Semakin lama aku renungkan kembali, maka semakin banyak membantuku menyembuhkan goresan luka yang selama ini ternyata tidak sembuh benar. "Cinta tidak harus memiliki", merupakan kata-kata klise yang sering digunakan untuk mengampuni sebuah kegagalan hubungan yang terikat dalam energi saling membutuhkan. Bagiku, kata-kata itu bisa dipahami lebih dalam ...

Mencintai dan memiliki bukan kata yang sama. Sebetulnya aku lebih senang menggunakan kata "bersama" daripada "memiliki". Sesungguh-sungguhnya tidak ada yang dapat kita miliki di dunia ini. Apapun itu. Kata "bersama" lebih lunak dan itu yang dapat dilakukan, kebersamaan secara fisik, dalam dunia materi. Aku bisa mencintai tanpa harus bersama, dan akupun bisa bersama tanpa harus mencintai. Dalam cintaku kepadanya, kesadaranku muncul bahwa "tidak bersama" bukan lagi dalam nafas apologetik. Bagiku, mencintai tanpa harus mengungkung yang dicintai, merupakan bentuk kasih yang sesungguhnya, karena tidak ada harapan yang timbul dari mencintai dia, tidak ada lagi kehendak apapun dari mencintainya. Yang ada adalah mengasihinya. Kasih yang membiarkan orang yang dikasihi hidup dalam kehidupannya, berkembang sesuai dengan jalan hidupnya, termasuk berkeluarga dan mencintai orang lain pula.
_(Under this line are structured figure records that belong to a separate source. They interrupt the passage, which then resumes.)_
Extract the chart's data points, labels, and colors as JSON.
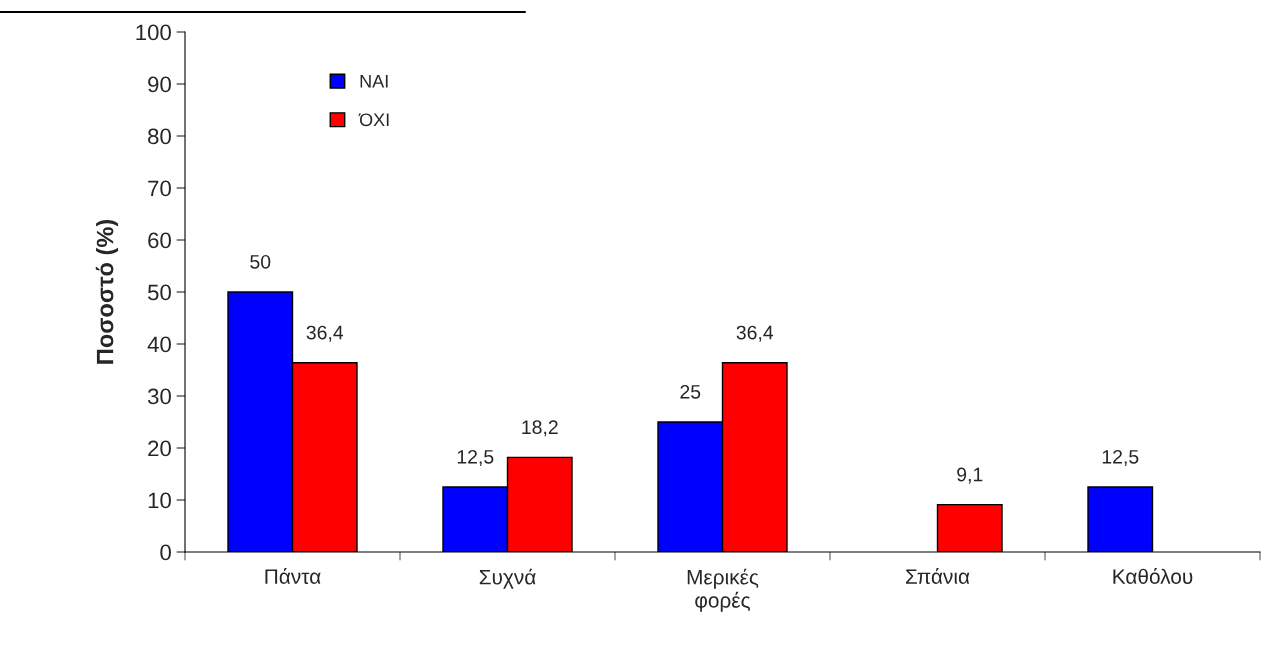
{
  "chart_data": {
    "type": "bar",
    "ylabel": "Ποσοστό (%)",
    "categories": [
      "Πάντα",
      "Συχνά",
      "Μερικές φορές",
      "Σπάνια",
      "Καθόλου"
    ],
    "series": [
      {
        "name": "ΝΑΙ",
        "color": "#0000ff",
        "values": [
          50,
          12.5,
          25,
          null,
          12.5
        ],
        "value_labels": [
          "50",
          "12,5",
          "25",
          null,
          "12,5"
        ]
      },
      {
        "name": "ΌΧΙ",
        "color": "#ff0000",
        "values": [
          36.4,
          18.2,
          36.4,
          9.1,
          null
        ],
        "value_labels": [
          "36,4",
          "18,2",
          "36,4",
          "9,1",
          null
        ]
      }
    ],
    "ylim": [
      0,
      100
    ],
    "yticks": [
      0,
      10,
      20,
      30,
      40,
      50,
      60,
      70,
      80,
      90,
      100
    ],
    "legend": "top left",
    "grid": false
  }
}
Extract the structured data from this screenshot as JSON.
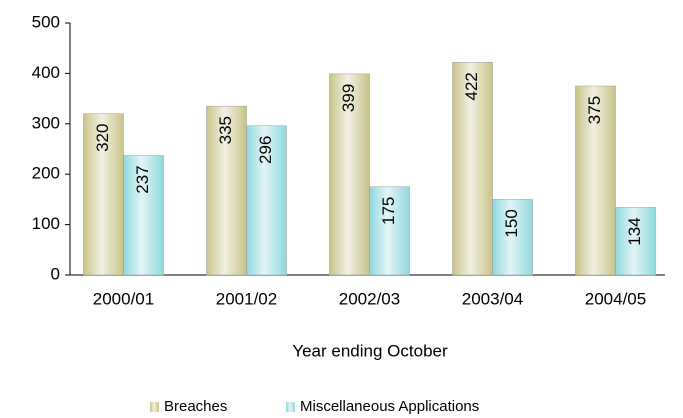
{
  "chart_data": {
    "type": "bar",
    "categories": [
      "2000/01",
      "2001/02",
      "2002/03",
      "2003/04",
      "2004/05"
    ],
    "series": [
      {
        "name": "Breaches",
        "color": "#c9c48a",
        "values": [
          320,
          335,
          399,
          422,
          375
        ]
      },
      {
        "name": "Miscellaneous Applications",
        "color": "#8fd8dd",
        "values": [
          237,
          296,
          175,
          150,
          134
        ]
      }
    ],
    "x_label": "Year ending October",
    "ylim": [
      0,
      500
    ],
    "yticks": [
      0,
      100,
      200,
      300,
      400,
      500
    ],
    "legend": "bottom"
  }
}
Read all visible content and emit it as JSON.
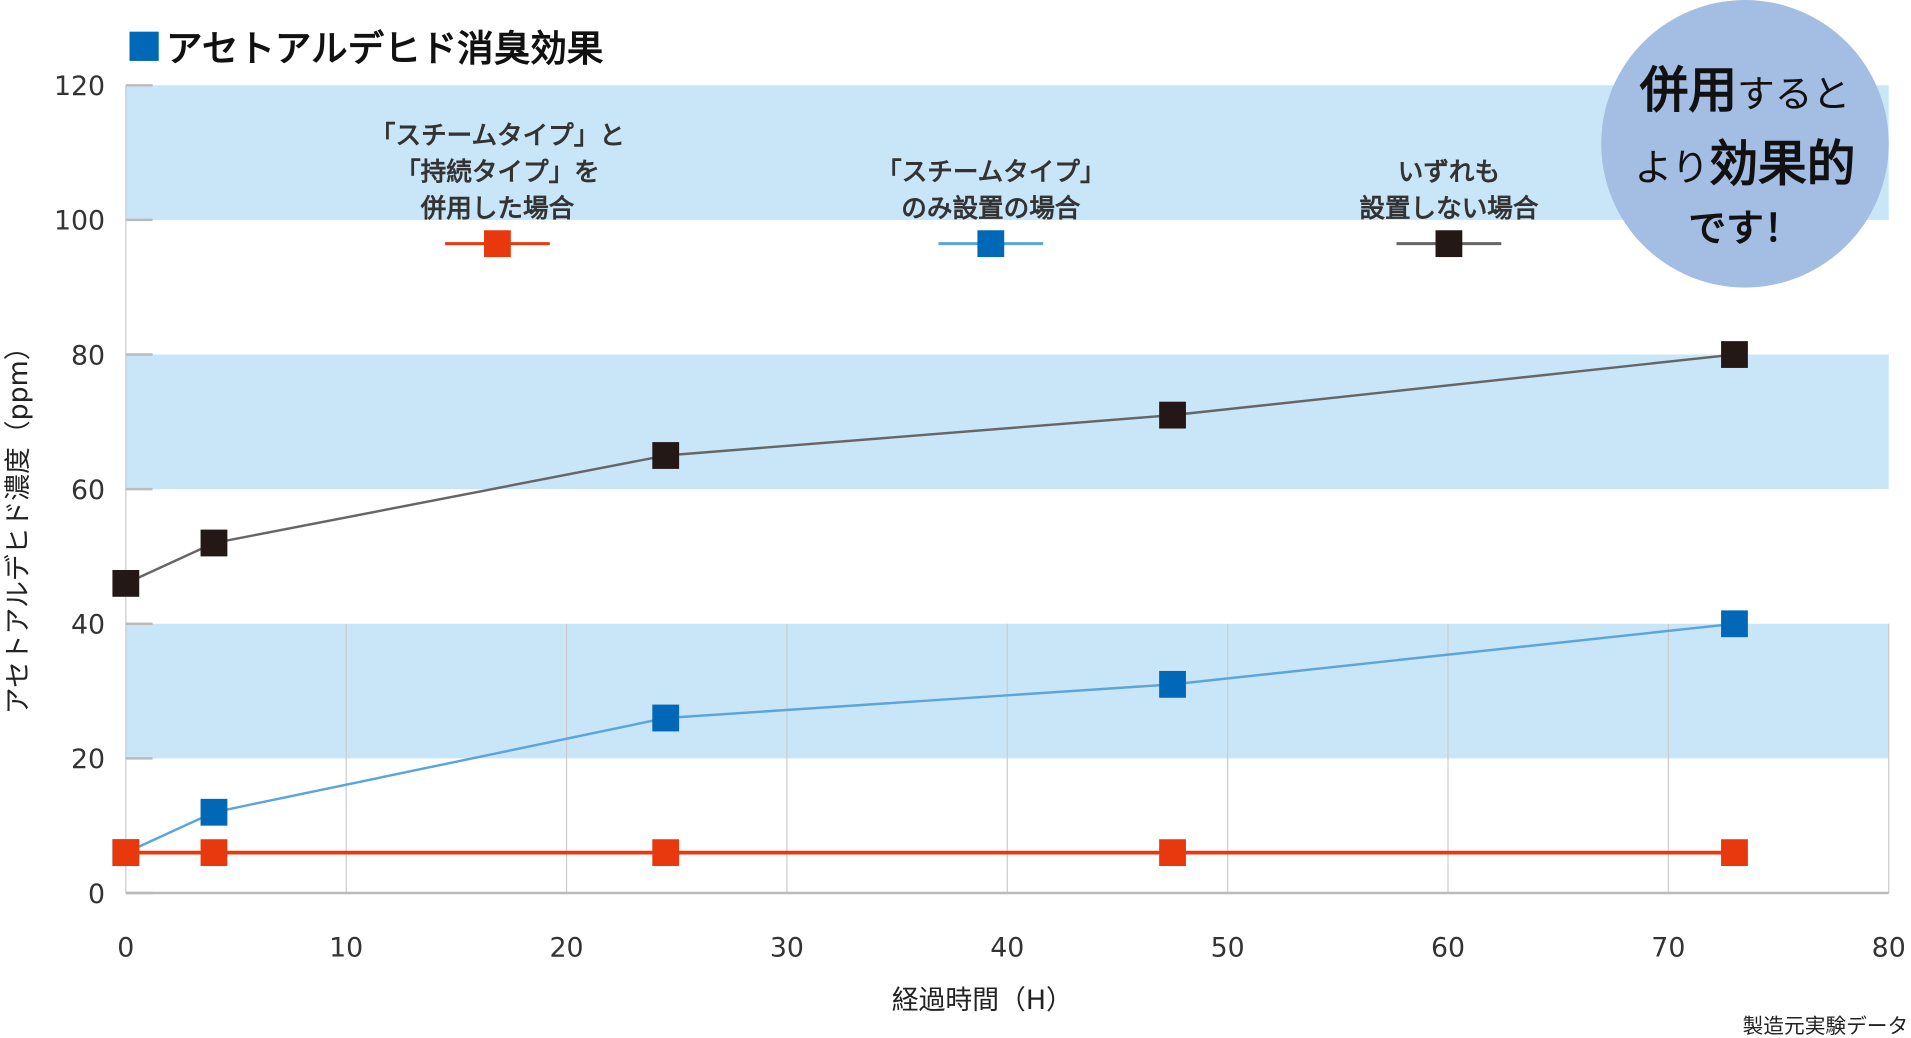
{
  "chart_data": {
    "type": "line",
    "title": "アセトアルデヒド消臭効果",
    "xlabel": "経過時間（H）",
    "ylabel": "アセトアルデヒド濃度（ppm）",
    "xlim": [
      0,
      80
    ],
    "ylim": [
      0,
      120
    ],
    "xticks": [
      "0",
      "10",
      "20",
      "30",
      "40",
      "50",
      "60",
      "70",
      "80"
    ],
    "yticks": [
      "0",
      "20",
      "40",
      "60",
      "80",
      "100",
      "120"
    ],
    "grid": "alternating horizontal bands (light blue) with vertical grid lines",
    "x": [
      0,
      4,
      24.5,
      47.5,
      73
    ],
    "series": [
      {
        "name": "「スチームタイプ」と「持続タイプ」を併用した場合",
        "legend_lines": [
          "「スチームタイプ」と",
          "「持続タイプ」を",
          "併用した場合"
        ],
        "color": "#e8380d",
        "values": [
          6,
          6,
          6,
          6,
          6
        ]
      },
      {
        "name": "「スチームタイプ」のみ設置の場合",
        "legend_lines": [
          "「スチームタイプ」",
          "のみ設置の場合"
        ],
        "color": "#0068b7",
        "line_color": "#5ba4dc",
        "values": [
          6,
          12,
          26,
          31,
          40
        ]
      },
      {
        "name": "いずれも設置しない場合",
        "legend_lines": [
          "いずれも",
          "設置しない場合"
        ],
        "color": "#231815",
        "line_color": "#666666",
        "values": [
          46,
          52,
          65,
          71,
          80
        ]
      }
    ],
    "legend_placement": "top",
    "annotation": {
      "lines_bold_parts": [
        [
          "併用",
          "すると"
        ],
        [
          "より",
          "効果的"
        ],
        [
          "です！"
        ]
      ],
      "bubble_color": "#a3bde3"
    },
    "footnote": "製造元実験データ",
    "title_marker_color": "#0068b7",
    "band_color": "#c9e6f8"
  }
}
Barangkali sekarang seperti ini yang aku rasakan. Kasihku kepadanya akan tetap ada, sebuah rasa yang seringkali memberikan warna tersendiri dalam hidupku. Namun keinginanku untuk bersamanya telah kulepaskan samasekali ... kubiarkan batinku bebas dari sebentuk derita yang diam-diam tetap berada dalam pikiranku.

Kekasihku, hidup dan bertumbuhlah seperti yang engkau inginkan. Nafasmu adalah nafasku, ... kebahagiaanmu adalah juga kebahagiaanku.


Jakarta, 1 Desember 2008
Untuk kekasihku

Aku tidak imun

Ada seorang teman yang sudah beberapa tahun ikut kelas meditasiku. Dalam perjalanan hidupnya aku menganggap dia berhasil mengalami transformasi yang luar biasa, karena pemahaman tentang kehidupan yang makin matang dan dalam telah didapatnya. Ketenangan dan kedamaian hidup dicapainya, dan sering dikatakannya bahwa jiwanya telah menjadi lebih bebas ....
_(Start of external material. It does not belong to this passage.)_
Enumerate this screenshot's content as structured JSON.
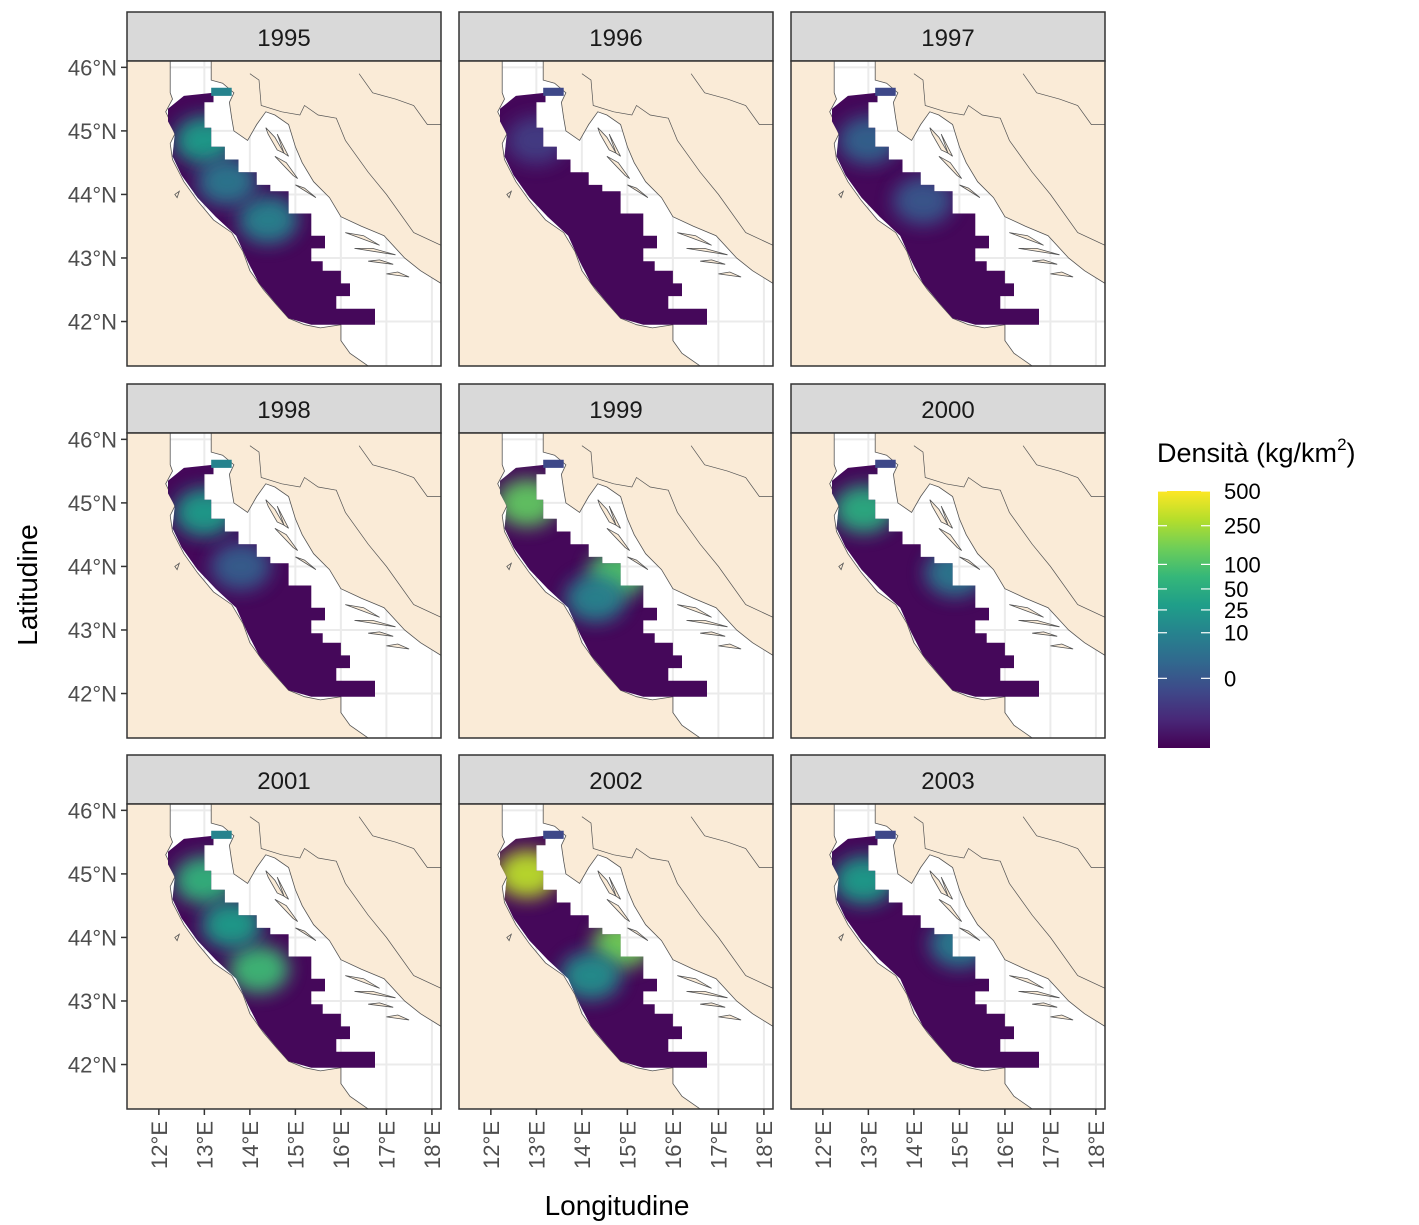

Kemarin ayahnya meninggal. Selama ayahnya sakit cukup lama, dia merasa heran karena dirinya satu-satunya dalam keluarga yang jarang menangis, merasa tegar, meski tetap merasa dekat dengan ayahnya. Setiap ada kesempatan, dia dampingi ayahnya dan diusahakan mengajak ngobrol meski semakin lama ayahnya semakin diam, dan seringkali banyak tidak sadarkan diri.
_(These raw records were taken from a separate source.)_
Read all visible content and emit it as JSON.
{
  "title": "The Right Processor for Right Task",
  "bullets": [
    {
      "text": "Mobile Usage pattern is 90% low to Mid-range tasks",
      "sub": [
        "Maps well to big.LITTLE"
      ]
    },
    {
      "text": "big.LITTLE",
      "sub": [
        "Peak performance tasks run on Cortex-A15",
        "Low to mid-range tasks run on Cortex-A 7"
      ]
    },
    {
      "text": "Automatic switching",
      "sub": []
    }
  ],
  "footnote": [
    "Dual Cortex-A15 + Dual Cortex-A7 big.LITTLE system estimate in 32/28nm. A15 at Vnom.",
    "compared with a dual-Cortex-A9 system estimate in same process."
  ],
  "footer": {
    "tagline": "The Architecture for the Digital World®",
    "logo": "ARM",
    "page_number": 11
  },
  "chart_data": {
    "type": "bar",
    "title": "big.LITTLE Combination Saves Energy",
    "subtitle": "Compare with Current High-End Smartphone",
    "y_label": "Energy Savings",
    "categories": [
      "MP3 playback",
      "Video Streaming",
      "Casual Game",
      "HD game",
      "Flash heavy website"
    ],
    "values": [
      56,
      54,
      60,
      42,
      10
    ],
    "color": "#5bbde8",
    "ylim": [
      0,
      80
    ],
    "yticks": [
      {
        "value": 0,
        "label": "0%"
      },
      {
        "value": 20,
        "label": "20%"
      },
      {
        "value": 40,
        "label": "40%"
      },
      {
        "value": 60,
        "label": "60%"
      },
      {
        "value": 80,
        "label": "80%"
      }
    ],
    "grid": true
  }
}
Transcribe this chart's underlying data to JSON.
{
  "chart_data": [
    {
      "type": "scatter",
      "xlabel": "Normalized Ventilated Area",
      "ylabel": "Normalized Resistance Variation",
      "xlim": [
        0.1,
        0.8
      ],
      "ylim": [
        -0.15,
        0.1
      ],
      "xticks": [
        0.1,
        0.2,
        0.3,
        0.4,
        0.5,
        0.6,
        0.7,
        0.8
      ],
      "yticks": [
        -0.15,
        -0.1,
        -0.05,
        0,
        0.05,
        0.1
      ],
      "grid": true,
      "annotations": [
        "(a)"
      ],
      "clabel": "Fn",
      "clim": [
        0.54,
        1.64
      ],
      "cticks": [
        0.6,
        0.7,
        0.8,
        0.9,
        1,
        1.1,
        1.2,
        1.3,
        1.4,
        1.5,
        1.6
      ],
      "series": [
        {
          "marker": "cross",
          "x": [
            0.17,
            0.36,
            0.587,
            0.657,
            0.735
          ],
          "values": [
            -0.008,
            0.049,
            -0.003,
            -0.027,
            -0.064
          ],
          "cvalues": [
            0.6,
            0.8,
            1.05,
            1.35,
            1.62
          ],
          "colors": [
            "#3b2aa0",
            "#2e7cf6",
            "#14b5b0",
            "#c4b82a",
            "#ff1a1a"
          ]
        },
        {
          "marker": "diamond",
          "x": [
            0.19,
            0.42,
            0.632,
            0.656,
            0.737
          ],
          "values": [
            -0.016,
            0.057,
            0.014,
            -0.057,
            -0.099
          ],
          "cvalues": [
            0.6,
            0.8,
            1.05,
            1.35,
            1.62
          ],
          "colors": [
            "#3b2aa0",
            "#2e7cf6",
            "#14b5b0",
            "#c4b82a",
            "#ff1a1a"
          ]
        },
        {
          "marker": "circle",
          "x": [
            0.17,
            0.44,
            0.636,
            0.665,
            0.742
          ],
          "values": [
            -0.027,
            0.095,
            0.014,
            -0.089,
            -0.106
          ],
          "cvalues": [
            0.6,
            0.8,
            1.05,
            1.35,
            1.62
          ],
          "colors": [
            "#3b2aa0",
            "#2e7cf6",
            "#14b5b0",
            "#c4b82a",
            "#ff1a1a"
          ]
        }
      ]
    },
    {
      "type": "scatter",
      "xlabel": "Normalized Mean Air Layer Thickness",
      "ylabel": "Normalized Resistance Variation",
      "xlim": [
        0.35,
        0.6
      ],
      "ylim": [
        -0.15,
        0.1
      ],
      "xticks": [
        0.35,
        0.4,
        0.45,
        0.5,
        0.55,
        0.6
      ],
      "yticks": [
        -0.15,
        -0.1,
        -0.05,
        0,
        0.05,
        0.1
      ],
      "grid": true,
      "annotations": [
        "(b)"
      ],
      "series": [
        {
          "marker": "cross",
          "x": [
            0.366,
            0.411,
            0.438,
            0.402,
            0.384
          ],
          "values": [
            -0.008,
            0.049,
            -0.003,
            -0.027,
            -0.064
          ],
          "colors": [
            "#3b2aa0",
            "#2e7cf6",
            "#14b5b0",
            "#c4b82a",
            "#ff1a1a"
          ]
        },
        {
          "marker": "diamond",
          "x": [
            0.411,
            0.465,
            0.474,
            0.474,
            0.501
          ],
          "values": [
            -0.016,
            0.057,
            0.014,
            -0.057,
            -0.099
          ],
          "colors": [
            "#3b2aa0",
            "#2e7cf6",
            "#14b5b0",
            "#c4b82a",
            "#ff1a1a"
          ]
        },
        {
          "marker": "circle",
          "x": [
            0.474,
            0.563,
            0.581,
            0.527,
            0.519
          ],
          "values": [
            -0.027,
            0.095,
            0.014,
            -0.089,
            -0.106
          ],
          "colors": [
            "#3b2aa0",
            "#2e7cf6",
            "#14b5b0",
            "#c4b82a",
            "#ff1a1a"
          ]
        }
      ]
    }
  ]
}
Ketika aku melayat ke rumahnya, dia cerita banyak tentang bagaimana dia mendampingi ayahnya dan menyaksikan proses kematiannya. Ketika sukma ayahnya akan lepas, dia meledak, hatinya berkeping-keping ... Dia lalu berkata kepadaku:" ... ternyata saya tidak imun, mas ..."

Aku cepat menjawab:" ... tidak ada yang imun ..."

Kedalaman spiritual seseorang tidak menjadikannya imun akan peristiwa-peristiwa yang dihadapinya. Pencerahan yang terjadi sebenarnya membuat seseorang lebih dapat menjaga kedamaian batinnya yang terdalam, sebuah inner peace. Peristiwa sehari-hari yang berada dalam tataran fenomena bagai riak-riak samudra yang turun naik, besar kecil, ada siklus timbul tenggelam ... dan itu akan dialami oleh siapapun. Namun bila pencerahan telah didapatkan oleh seseorang, maka dia berada dalam kedalaman samudra. Berada dalam sebuah ketenangan yang luar biasa. Gejolak ombak masih ada, namun tidak terlalu lama mengguncangnya.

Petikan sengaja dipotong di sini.